Rép. — Cette oraison est celle que le Saint explique en se servant de la comparaison de la statue. Dans cette oraison, les actes sont insensibles ; on les croit perdus, mais ils ne le sont pas.

 

LETTRE XIII.  A Paris, 1er mars 1700.

 

J'ai, ma Fille, reçu vos deux lettres, dont la dernière m'apprend la peine que souffre notre sœur N. de la privation de ma réponse. Je lui écris par cet ordinaire, et ne cesse de l'offrir à Dieu. J'ai vu Madame de Villette, à qui j'ai raconté la grande mention que nous avions souvent faite d'elle, et que vous en faisiez dans votre dernière lettre. On met en vogue dans cette maison, toute sorte d'amitiés.

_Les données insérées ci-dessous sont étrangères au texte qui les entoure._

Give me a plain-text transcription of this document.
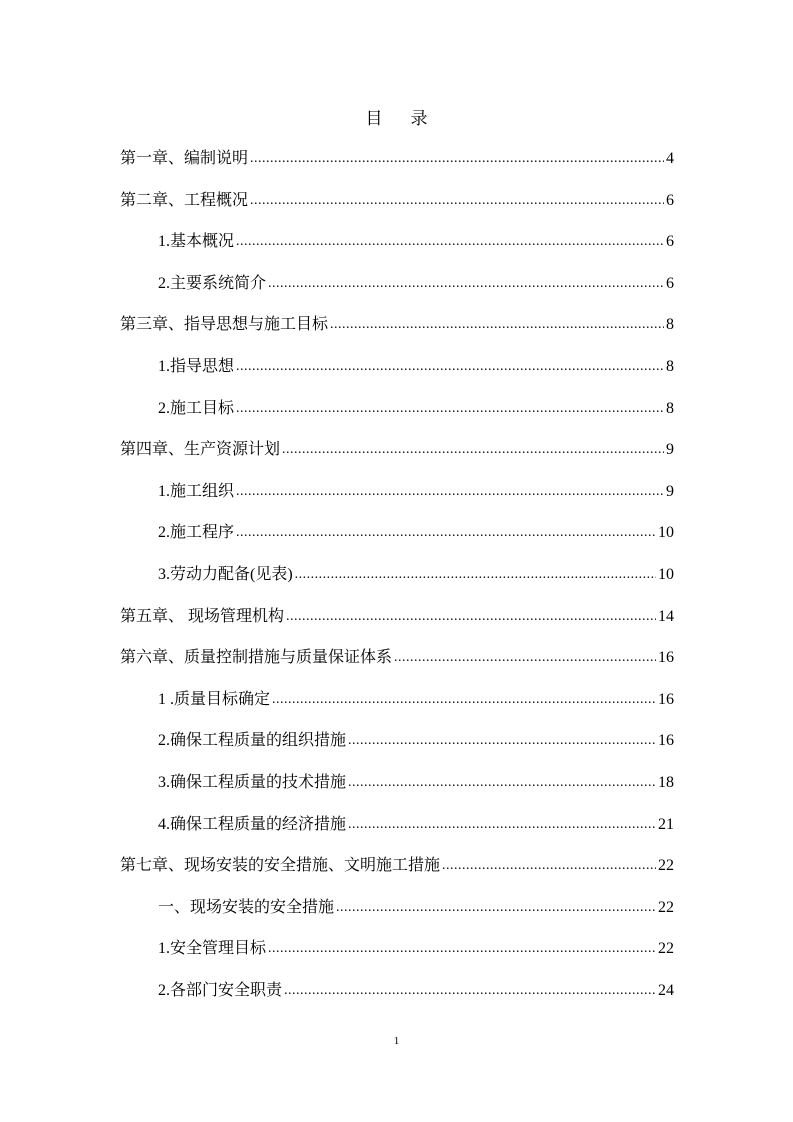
目 录
第一章、编制说明 .....	4
第二章、工程概况 .....	6
1.基本概况 .....	6
2.主要系统简介 .....	6
第三章、指导思想与施工目标 .....	8
1.指导思想 .....	8
2.施工目标 .....	8
第四章、生产资源计划 .....	9
1.施工组织 .....	9
2.施工程序 .....	10
3.劳动力配备(见表) .....	10
第五章、 现场管理机构 .....	14
第六章、质量控制措施与质量保证体系 .....	16
1 .质量目标确定 .....	16
2.确保工程质量的组织措施 .....	16
3.确保工程质量的技术措施 .....	18
4.确保工程质量的经济措施 .....	21
第七章、现场安装的安全措施、文明施工措施 .....	22
一、现场安装的安全措施 .....	22
1.安全管理目标 .....	22
2.各部门安全职责 .....	24
1
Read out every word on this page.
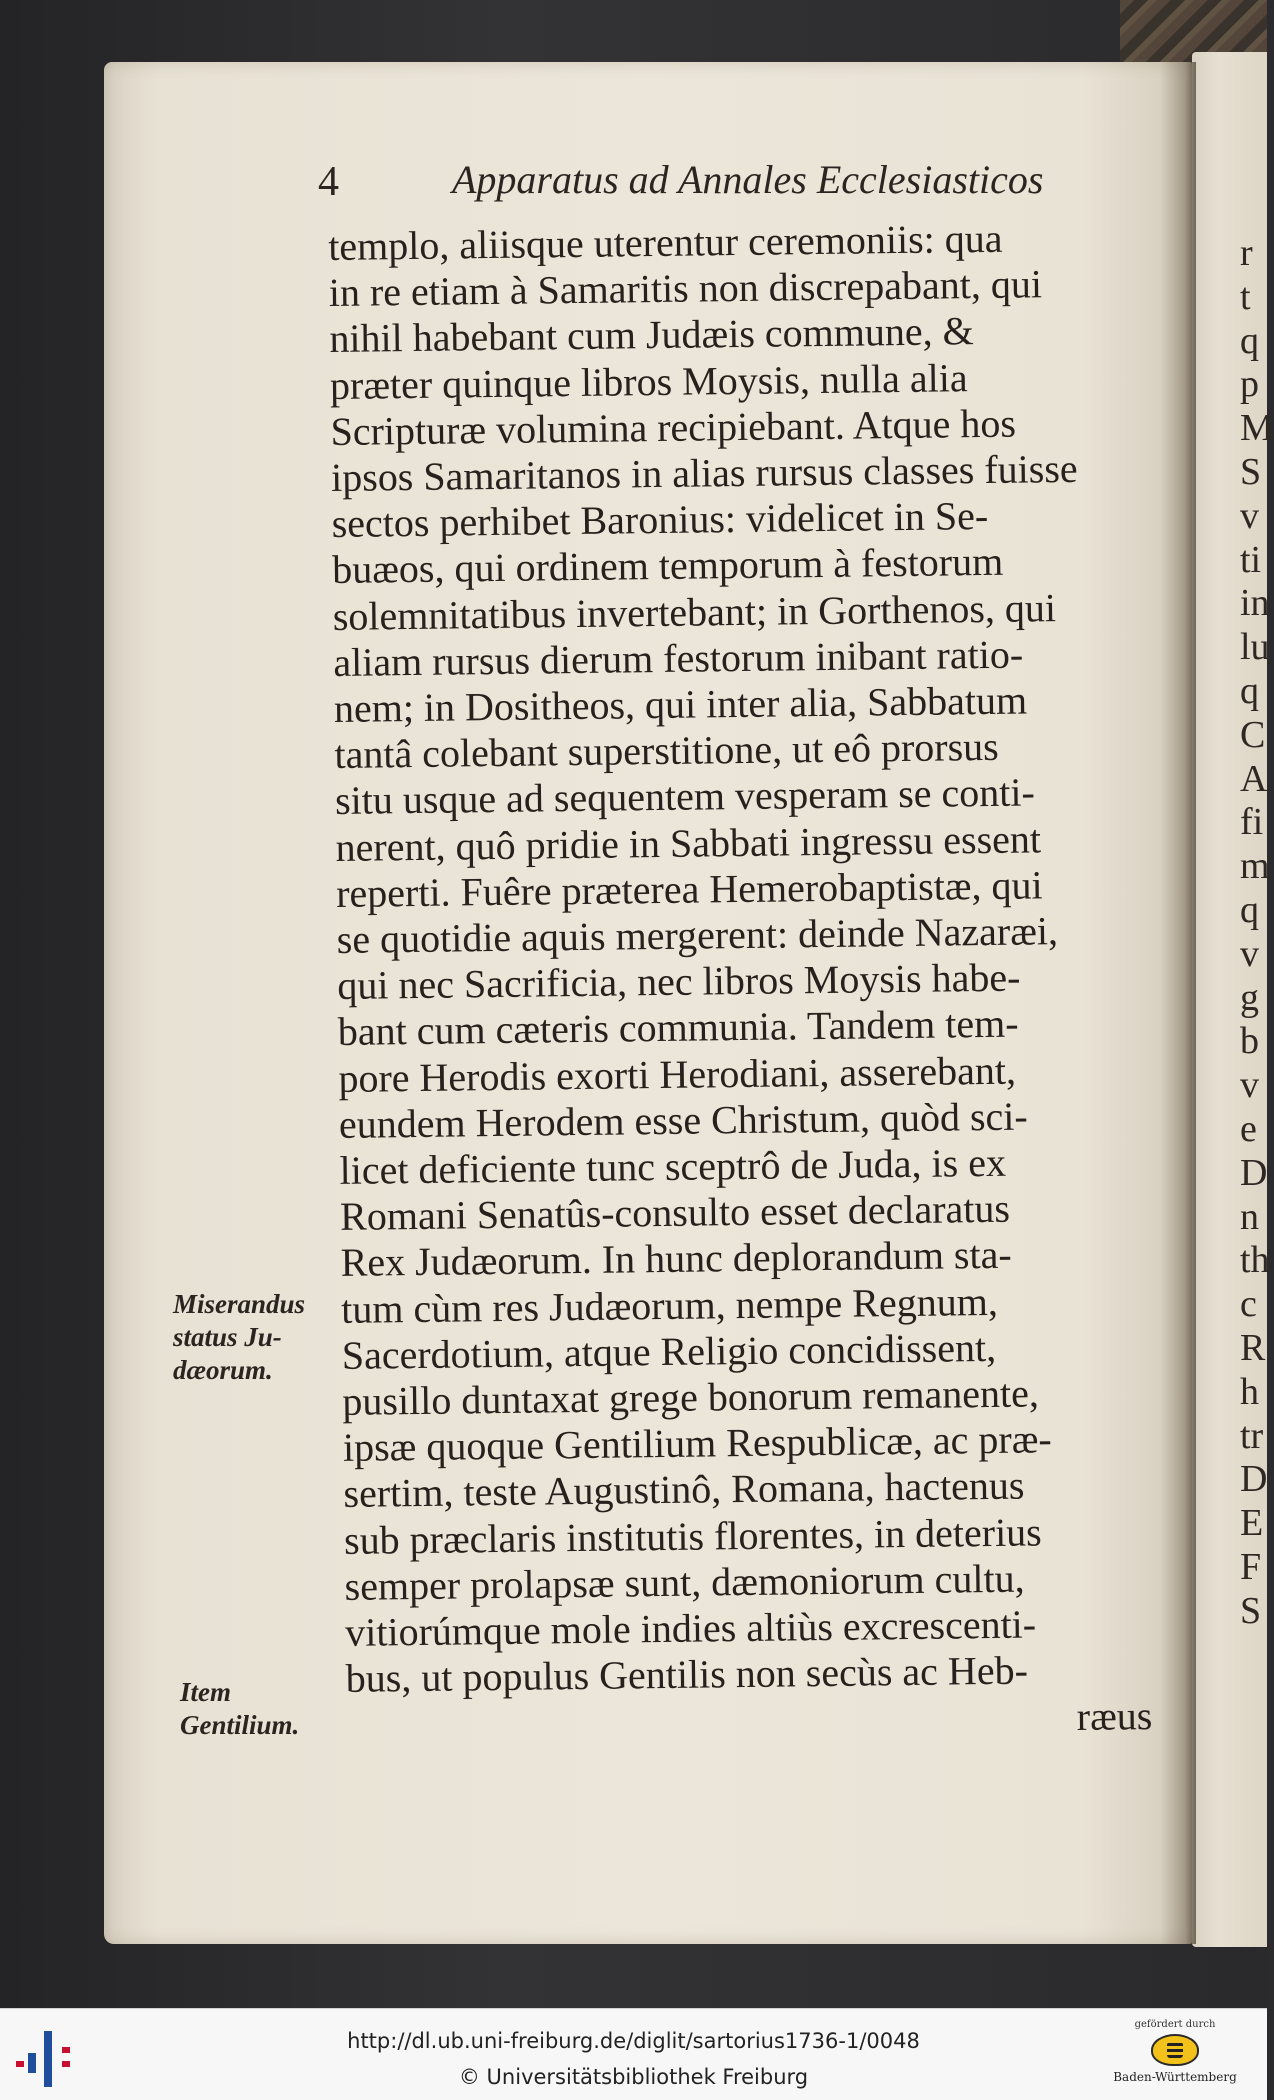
r
t
q
p
M
S
v
ti
in
lu
q
C
A
fi
m
q
v
g
b
v
e
D
n
th
c
R
h
tr
D
E
F
S
4	Apparatus ad Annales Ecclesiasticos
templo, aliisque uterentur ceremoniis: qua
in re etiam à Samaritis non discrepabant, qui
nihil habebant cum Judæis commune, &
præter quinque libros Moysis, nulla alia
Scripturæ volumina recipiebant. Atque hos
ipsos Samaritanos in alias rursus classes fuisse
sectos perhibet Baronius: videlicet in Se-
buæos, qui ordinem temporum à festorum
solemnitatibus invertebant; in Gorthenos, qui
aliam rursus dierum festorum inibant ratio-
nem; in Dositheos, qui inter alia, Sabbatum
tantâ colebant superstitione, ut eô prorsus
situ usque ad sequentem vesperam se conti-
nerent, quô pridie in Sabbati ingressu essent
reperti. Fuêre præterea Hemerobaptistæ, qui
se quotidie aquis mergerent: deinde Nazaræi,
qui nec Sacrificia, nec libros Moysis habe-
bant cum cæteris communia. Tandem tem-
pore Herodis exorti Herodiani, asserebant,
eundem Herodem esse Christum, quòd sci-
licet deficiente tunc sceptrô de Juda, is ex
Romani Senatûs-consulto esset declaratus
Rex Judæorum. In hunc deplorandum sta-
tum cùm res Judæorum, nempe Regnum,
Sacerdotium, atque Religio concidissent,
pusillo duntaxat grege bonorum remanente,
ipsæ quoque Gentilium Respublicæ, ac præ-
sertim, teste Augustinô, Romana, hactenus
sub præclaris institutis florentes, in deterius
semper prolapsæ sunt, dæmoniorum cultu,
vitiorúmque mole indies altiùs excrescenti-
bus, ut populus Gentilis non secùs ac Heb-
ræus
Miserandus
status Ju-
dæorum.
Item
Gentilium.
http://dl.ub.uni-freiburg.de/diglit/sartorius1736-1/0048
© Universitätsbibliothek Freiburg
gefördert durch
Baden-Württemberg
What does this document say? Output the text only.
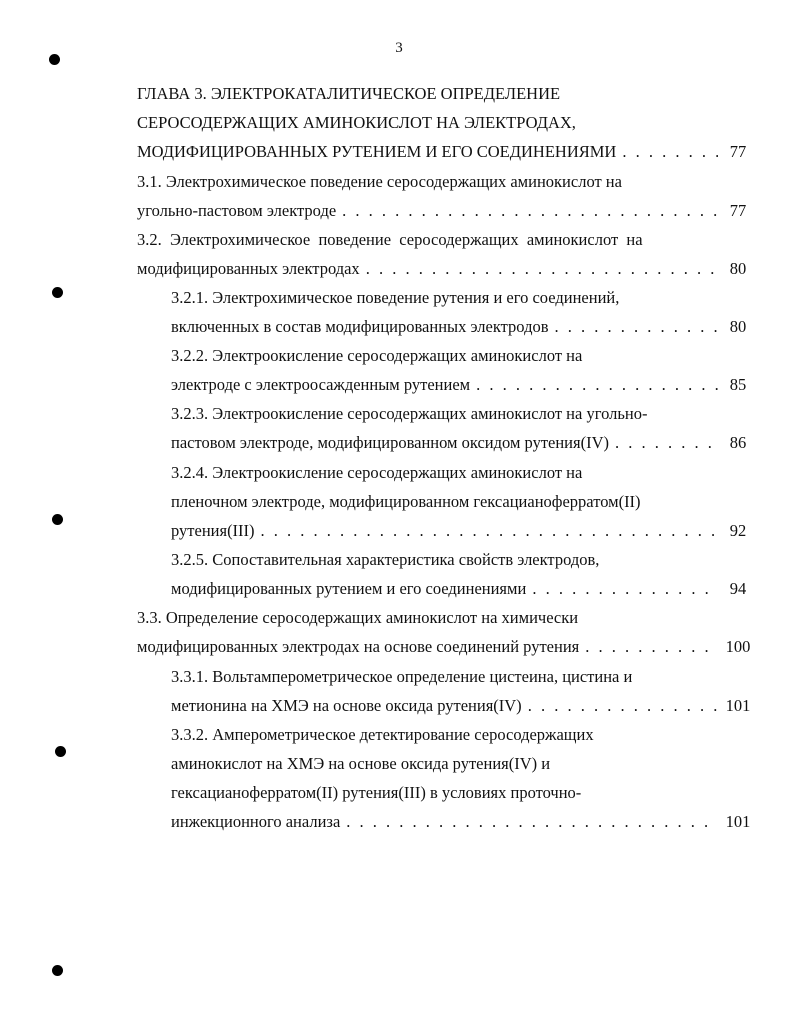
3
ГЛАВА 3. ЭЛЕКТРОКАТАЛИТИЧЕСКОЕ ОПРЕДЕЛЕНИЕ
СЕРОСОДЕРЖАЩИХ АМИНОКИСЛОТ НА ЭЛЕКТРОДАХ,
МОДИФИЦИРОВАННЫХ РУТЕНИЕМ И ЕГО СОЕДИНЕНИЯМИ . . .	77
3.1. Электрохимическое поведение серосодержащих аминокислот на
угольно-пастовом электроде . . .	77
3.2.  Электрохимическое  поведение  серосодержащих  аминокислот  на
модифицированных электродах . . .	80
3.2.1. Электрохимическое поведение рутения и его соединений,
включенных в состав модифицированных электродов . . .	80
3.2.2. Электроокисление серосодержащих аминокислот на
электроде с электроосажденным рутением . . .	85
3.2.3. Электроокисление серосодержащих аминокислот на угольно-
пастовом электроде, модифицированном оксидом рутения(IV) . . .	86
3.2.4. Электроокисление серосодержащих аминокислот на
пленочном электроде, модифицированном гексацианоферратом(II)
рутения(III) . . .	92
3.2.5. Сопоставительная характеристика свойств электродов,
модифицированных рутением и его соединениями . . .	94
3.3. Определение серосодержащих аминокислот на химически
модифицированных электродах на основе соединений рутения . . .	100
3.3.1. Вольтамперометрическое определение цистеина, цистина и
метионина на ХМЭ на основе оксида рутения(IV) . . .	101
3.3.2. Амперометрическое детектирование серосодержащих
аминокислот на ХМЭ на основе оксида рутения(IV) и
гексацианоферратом(II) рутения(III) в условиях проточно-
инжекционного анализа . . .	101
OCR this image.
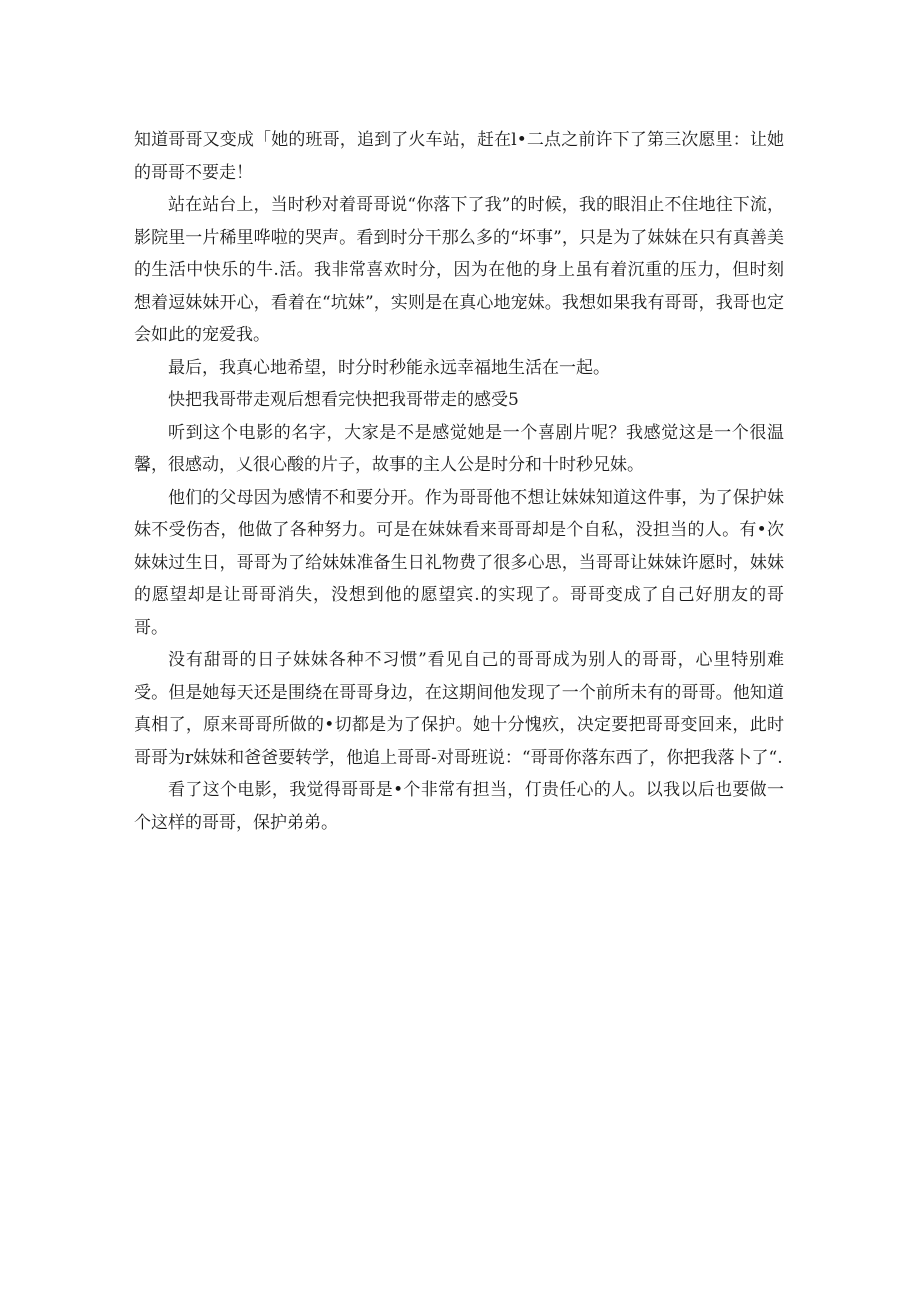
知道哥哥又变成「她的班哥，追到了火车站，赶在l•二点之前许下了第三次愿里：让她的哥哥不要走！

站在站台上，当时秒对着哥哥说“你落下了我”的时候，我的眼泪止不住地往下流，影院里一片稀里哗啦的哭声。看到时分干那么多的“坏事”，只是为了妹妹在只有真善美的生活中快乐的牛.活。我非常喜欢时分，因为在他的身上虽有着沉重的压力，但时刻想着逗妹妹开心，看着在“坑妹”，实则是在真心地宠妹。我想如果我有哥哥，我哥也定会如此的宠爱我。

最后，我真心地希望，时分时秒能永远幸福地生活在一起。

快把我哥带走观后想看完快把我哥带走的感受5

听到这个电影的名字，大家是不是感觉她是一个喜剧片呢？我感觉这是一个很温馨，很感动，乂很心酸的片子，故事的主人公是时分和十时秒兄妹。

他们的父母因为感情不和要分开。作为哥哥他不想让妹妹知道这件事，为了保护妹妹不受伤杏，他做了各种努力。可是在妹妹看来哥哥却是个自私，没担当的人。有•次妹妹过生日，哥哥为了给妹妹准备生日礼物费了很多心思，当哥哥让妹妹许愿时，妹妹的愿望却是让哥哥消失，没想到他的愿望宾.的实现了。哥哥变成了自己好朋友的哥哥。

没有甜哥的日子妹妹各种不习惯”看见自己的哥哥成为别人的哥哥，心里特别难受。但是她每天还是围绕在哥哥身边，在这期间他发现了一个前所未有的哥哥。他知道真相了，原来哥哥所做的•切都是为了保护。她十分愧疚，决定要把哥哥变回来，此时哥哥为r妹妹和爸爸要转学，他追上哥哥-对哥班说：“哥哥你落东西了，你把我落卜了“.

看了这个电影，我觉得哥哥是•个非常有担当，仃贵任心的人。以我以后也要做一个这样的哥哥，保护弟弟。
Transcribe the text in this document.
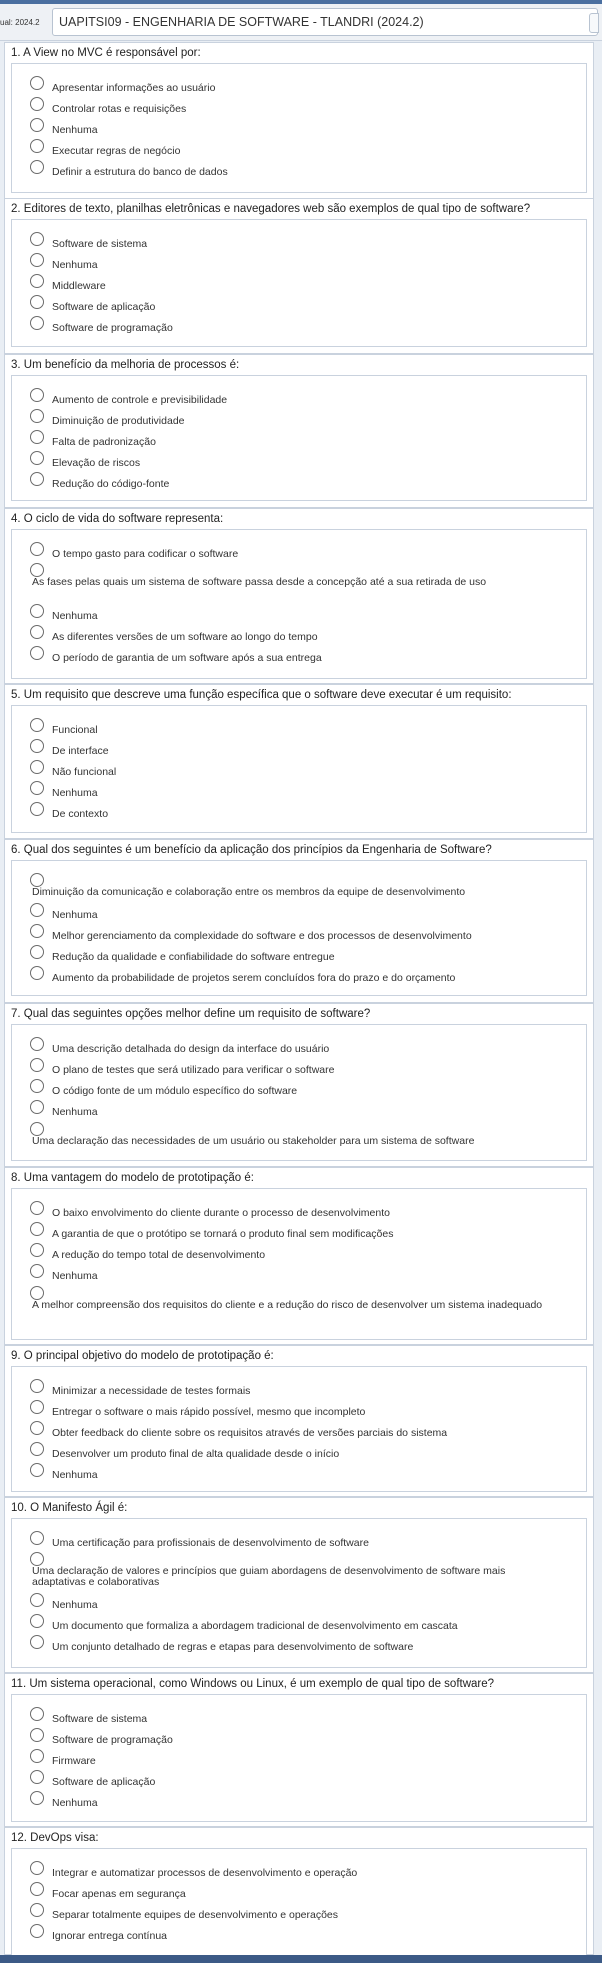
ual: 2024.2 UAPITSI09 - ENGENHARIA DE SOFTWARE - TLANDRI (2024.2)
1. A View no MVC é responsável por:
Apresentar informações ao usuário
Controlar rotas e requisições
Nenhuma
Executar regras de negócio
Definir a estrutura do banco de dados
2. Editores de texto, planilhas eletrônicas e navegadores web são exemplos de qual tipo de software?
Software de sistema
Nenhuma
Middleware
Software de aplicação
Software de programação
3. Um benefício da melhoria de processos é:
Aumento de controle e previsibilidade
Diminuição de produtividade
Falta de padronização
Elevação de riscos
Redução do código-fonte
4. O ciclo de vida do software representa:
O tempo gasto para codificar o software
As fases pelas quais um sistema de software passa desde a concepção até a sua retirada de uso
Nenhuma
As diferentes versões de um software ao longo do tempo
O período de garantia de um software após a sua entrega
5. Um requisito que descreve uma função específica que o software deve executar é um requisito:
Funcional
De interface
Não funcional
Nenhuma
De contexto
6. Qual dos seguintes é um benefício da aplicação dos princípios da Engenharia de Software?
Diminuição da comunicação e colaboração entre os membros da equipe de desenvolvimento
Nenhuma
Melhor gerenciamento da complexidade do software e dos processos de desenvolvimento
Redução da qualidade e confiabilidade do software entregue
Aumento da probabilidade de projetos serem concluídos fora do prazo e do orçamento
7. Qual das seguintes opções melhor define um requisito de software?
Uma descrição detalhada do design da interface do usuário
O plano de testes que será utilizado para verificar o software
O código fonte de um módulo específico do software
Nenhuma
Uma declaração das necessidades de um usuário ou stakeholder para um sistema de software
8. Uma vantagem do modelo de prototipação é:
O baixo envolvimento do cliente durante o processo de desenvolvimento
A garantia de que o protótipo se tornará o produto final sem modificações
A redução do tempo total de desenvolvimento
Nenhuma
A melhor compreensão dos requisitos do cliente e a redução do risco de desenvolver um sistema inadequado
9. O principal objetivo do modelo de prototipação é:
Minimizar a necessidade de testes formais
Entregar o software o mais rápido possível, mesmo que incompleto
Obter feedback do cliente sobre os requisitos através de versões parciais do sistema
Desenvolver um produto final de alta qualidade desde o início
Nenhuma
10. O Manifesto Ágil é:
Uma certificação para profissionais de desenvolvimento de software
Uma declaração de valores e princípios que guiam abordagens de desenvolvimento de software mais adaptativas e colaborativas
Nenhuma
Um documento que formaliza a abordagem tradicional de desenvolvimento em cascata
Um conjunto detalhado de regras e etapas para desenvolvimento de software
11. Um sistema operacional, como Windows ou Linux, é um exemplo de qual tipo de software?
Software de sistema
Software de programação
Firmware
Software de aplicação
Nenhuma
12. DevOps visa:
Integrar e automatizar processos de desenvolvimento e operação
Focar apenas em segurança
Separar totalmente equipes de desenvolvimento e operações
Ignorar entrega contínua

Pour vous, ma Fille, consommez l'œuvre de Dieu en vous. Pour l'oraison, laissez-vous aller ; et croyez que le sceau de la vérité, c'est la mortification intérieure et extérieure, dont l'humilité est le fondement. Prions avec confiance les uns pour les autres. Votre salut m'est très-cher.

 

LETTRE XIV. Mai 1701.

 

La circonspection que je vous demande vous mène de soi-même à la perfection du christianisme, et à un entier détachement des créatures. Il n'y en a point d'assez attirante auprès de vous, pour vous faire de la peine. Je vous ai parlé à fond par une véritable amitié. Il est de la dernière conséquence que rien n'échappe de notre dernier entretien. Quand on tourne les avis en éclaircissements et en justifications, on en perd tout le fruit, et on les tourne en aigreur. Je suis à vous, ma Fille, de tout mon cœur. Je ne veux point vous mettre dans la gêne; il suffit d'avoir une fois bien compris ce qu'on a à faire : le reste se fait comme tout seul par la suite de cette impression.